Thread: Re: [HACKERS] [COMMITTERS] pgsql: Sync pg_dump and pg_dumpall output

Re: [HACKERS] [COMMITTERS] pgsql: Sync pg_dump and pg_dumpall output

From
Stephen Frost
Date:
Andrew,

* Andrew Dunstan (andrew@dunslane.net) wrote:
> Sync pg_dump and pg_dumpall output

This probably should have adjusted all callers of pg_dump in the
regression tests to use the --no-sync option, otherwise we'll end up
spending possibly a good bit of time calling fsync() during the
regression tests unnecessairly.

Thanks!

Stephen

Re: [HACKERS] [COMMITTERS] pgsql: Sync pg_dump and pg_dumpall output

From
Andrew Dunstan
Date:

On 03/22/2017 11:39 AM, Stephen Frost wrote:
> Andrew,
>
> * Andrew Dunstan (andrew@dunslane.net) wrote:
>> Sync pg_dump and pg_dumpall output
> This probably should have adjusted all callers of pg_dump in the
> regression tests to use the --no-sync option, otherwise we'll end up
> spending possibly a good bit of time calling fsync() during the
> regression tests unnecessairly.
>


All of them? The imnpact is not likely to be huge in most cases
(possibly different on Windows). On crake, the bin-check stage actually
took less time after the change than before, so I suspect that the
impact will be pretty small.

Still I agree that we should have tests for both cases.

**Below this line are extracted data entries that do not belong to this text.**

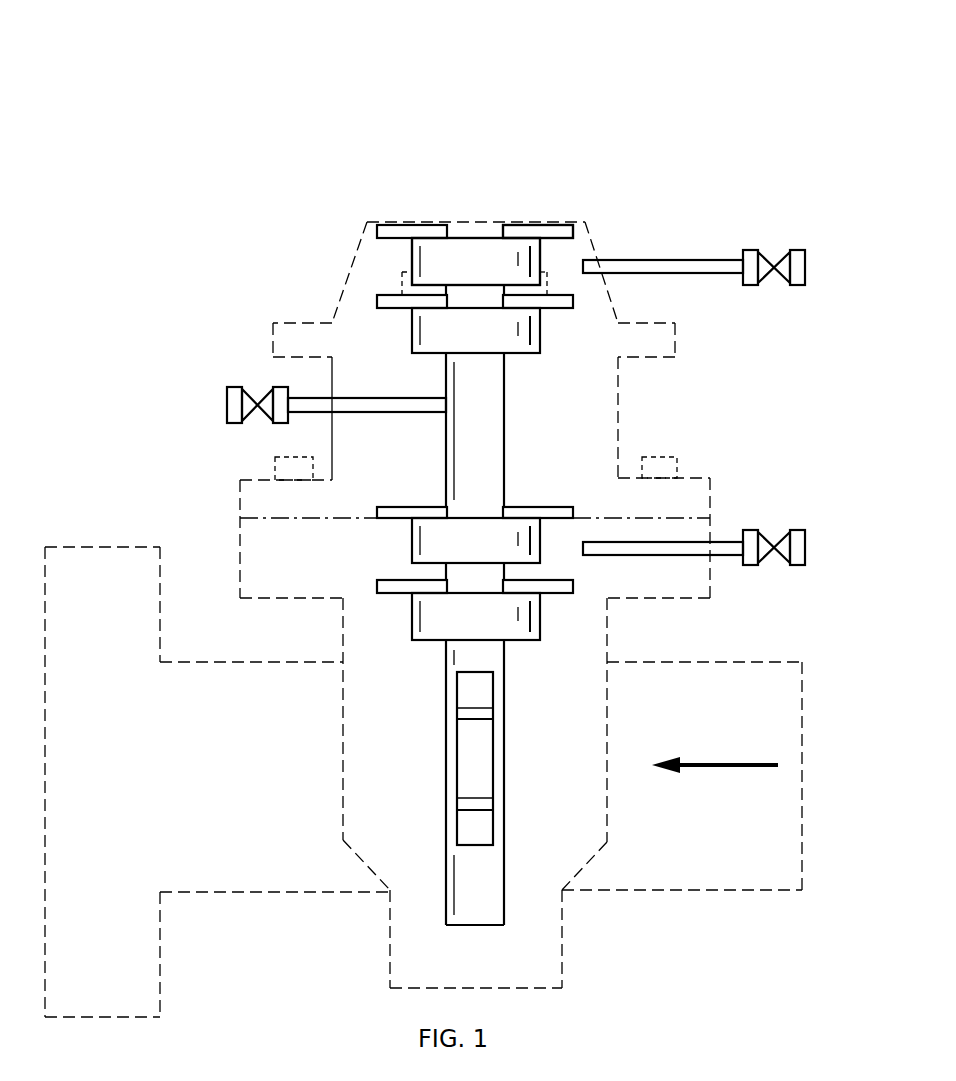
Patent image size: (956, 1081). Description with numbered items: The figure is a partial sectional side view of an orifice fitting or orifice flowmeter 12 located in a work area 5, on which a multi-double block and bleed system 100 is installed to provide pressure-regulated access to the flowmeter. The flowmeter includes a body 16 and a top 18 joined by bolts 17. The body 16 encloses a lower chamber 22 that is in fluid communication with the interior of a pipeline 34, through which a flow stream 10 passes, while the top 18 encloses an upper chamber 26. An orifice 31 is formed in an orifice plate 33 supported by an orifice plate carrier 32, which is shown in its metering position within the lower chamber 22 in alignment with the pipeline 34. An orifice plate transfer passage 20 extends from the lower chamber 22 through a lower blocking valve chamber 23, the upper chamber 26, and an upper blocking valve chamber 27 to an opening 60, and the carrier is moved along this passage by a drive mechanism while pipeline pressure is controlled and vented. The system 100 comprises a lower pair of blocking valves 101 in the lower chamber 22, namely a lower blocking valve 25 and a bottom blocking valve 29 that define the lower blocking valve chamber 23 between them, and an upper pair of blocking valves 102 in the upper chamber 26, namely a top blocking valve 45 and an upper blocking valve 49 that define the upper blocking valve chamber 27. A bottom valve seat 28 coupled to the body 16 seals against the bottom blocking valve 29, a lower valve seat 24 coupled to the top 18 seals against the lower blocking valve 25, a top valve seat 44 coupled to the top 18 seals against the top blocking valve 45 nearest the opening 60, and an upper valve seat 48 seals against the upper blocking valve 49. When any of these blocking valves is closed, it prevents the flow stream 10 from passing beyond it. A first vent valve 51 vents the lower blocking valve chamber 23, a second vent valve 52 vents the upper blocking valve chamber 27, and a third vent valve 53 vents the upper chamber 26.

The work area 5 is at (300, 33).
The multi-double block and bleed system 100 is at (632, 110).
The orifice flowmeter 12 is at (240, 147).
The opening 60 is at (463, 215).
The upper blocking valve chamber 27 is at (492, 290).
The top valve seat 44 is at (555, 222).
The second or upper pair of blocking valves 102 is at (668, 224).
The second vent valve 52 is at (806, 267).
The top blocking valve 45 is at (490, 275).
The upper blocking valve 49 is at (490, 343).
The upper valve seat 48 is at (392, 308).
The third vent valve 53 is at (227, 405).
The orifice plate transfer passage 20 is at (444, 450).
The upper chamber 26 is at (505, 438).
The lower valve seat 24 is at (538, 507).
The bolts 17 is at (677, 466).
The top 18 is at (712, 490).
The lower blocking valve chamber 23 is at (455, 577).
The lower blocking valve 25 is at (490, 553).
The bottom blocking valve 29 is at (490, 628).
The bottom valve seat 28 is at (552, 595).
The first vent valve 51 is at (806, 548).
The first or lower pair of blocking valves 101 is at (318, 615).
The pipeline 34 is at (262, 785).
The lower chamber 22 is at (505, 742).
The orifice 31 is at (474, 768).
The orifice plate 33 is at (487, 802).
The orifice plate carrier 32 is at (471, 836).
The flow stream 10 is at (725, 768).
The body 16 is at (563, 918).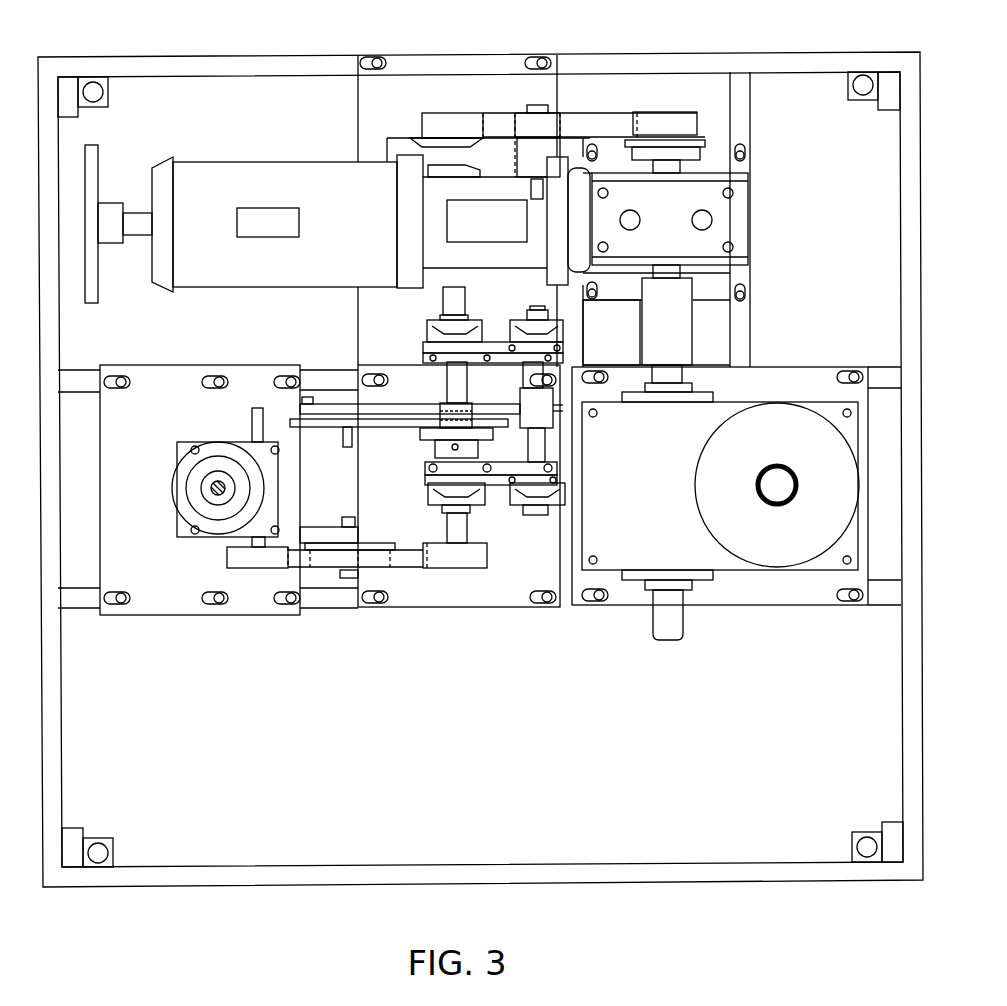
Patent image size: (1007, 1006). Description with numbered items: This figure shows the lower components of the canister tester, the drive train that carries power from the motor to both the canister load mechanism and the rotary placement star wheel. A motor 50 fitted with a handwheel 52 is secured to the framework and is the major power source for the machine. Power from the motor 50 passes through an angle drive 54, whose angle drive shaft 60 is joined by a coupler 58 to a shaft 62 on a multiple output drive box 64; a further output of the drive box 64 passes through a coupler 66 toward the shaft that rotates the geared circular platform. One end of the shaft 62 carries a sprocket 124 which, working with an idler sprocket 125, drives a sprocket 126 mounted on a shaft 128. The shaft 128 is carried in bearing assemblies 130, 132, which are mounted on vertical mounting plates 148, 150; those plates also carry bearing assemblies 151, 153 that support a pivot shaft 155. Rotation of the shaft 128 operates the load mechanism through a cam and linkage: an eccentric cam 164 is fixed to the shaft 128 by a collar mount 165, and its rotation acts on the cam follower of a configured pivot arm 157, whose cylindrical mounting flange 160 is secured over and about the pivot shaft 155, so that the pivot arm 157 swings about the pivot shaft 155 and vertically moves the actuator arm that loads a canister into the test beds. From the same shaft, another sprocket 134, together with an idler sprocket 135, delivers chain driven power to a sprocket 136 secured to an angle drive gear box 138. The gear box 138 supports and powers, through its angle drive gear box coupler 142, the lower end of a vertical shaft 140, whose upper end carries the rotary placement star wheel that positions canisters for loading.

The motor 50 is at (371, 212).
The handwheel 52 is at (118, 219).
The angle drive 54 is at (670, 219).
The coupler 58 is at (667, 321).
The angle drive shaft 60 is at (722, 296).
The shaft 62 is at (696, 616).
The multiple output drive box 64 is at (720, 477).
The coupler 66 is at (798, 495).
The sprocket 124 is at (670, 129).
The idler sprocket 125 is at (578, 119).
The sprocket 126 is at (455, 111).
The shaft 128 is at (423, 302).
The bearing assembly 130 is at (423, 330).
The bearing assembly 132 is at (426, 495).
The sprocket 134 is at (477, 575).
The idler sprocket 135 is at (361, 547).
The sprocket 136 is at (230, 588).
The angle drive gear box 138 is at (201, 476).
The vertical shaft 140 is at (169, 466).
The angle drive gear box coupler 142 is at (174, 495).
The vertical mounting plate 148 is at (423, 344).
The vertical mounting plate 150 is at (463, 466).
The bearing assembly 151 is at (517, 313).
The bearing assembly 153 is at (575, 499).
The pivot shaft 155 is at (588, 451).
The configured pivot arm 157 is at (410, 398).
The cylindrical mounting flange 160 is at (517, 395).
The eccentric cam 164 is at (399, 448).
The collar mount 165 is at (471, 410).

Michael, do you want to look at that? If not, I'll take a look but it
will probably be next week before I get to it.

cheers

andrew

-- 
Andrew Dunstan                https://www.2ndQuadrant.com
PostgreSQL Development, 24x7 Support, Remote DBA, Training & Services




Re: [HACKERS] [COMMITTERS] pgsql: Sync pg_dump and pg_dumpall output

From
Stephen Frost
Date:
Andrew,

* Andrew Dunstan (andrew.dunstan@2ndquadrant.com) wrote:
> On 03/22/2017 11:39 AM, Stephen Frost wrote:
> > * Andrew Dunstan (andrew@dunslane.net) wrote:
> >> Sync pg_dump and pg_dumpall output
> > This probably should have adjusted all callers of pg_dump in the
> > regression tests to use the --no-sync option, otherwise we'll end up
> > spending possibly a good bit of time calling fsync() during the
> > regression tests unnecessairly.
>
> All of them? The imnpact is not likely to be huge in most cases
> (possibly different on Windows). On crake, the bin-check stage actually
> took less time after the change than before, so I suspect that the
> impact will be pretty small.

Well, perhaps not all, but I'd think --no-sync would be better to have
in most cases.  We turn off fsync for all of the TAP tests and all
initdb calls, so it seems like we should here too.  Perhaps it won't be
much overhead on an unloaded system, but not all of the buildfarm
animals seem to be on unloaded systems, nor are they particularly fast
in general or have fast i/o..

> Still I agree that we should have tests for both cases.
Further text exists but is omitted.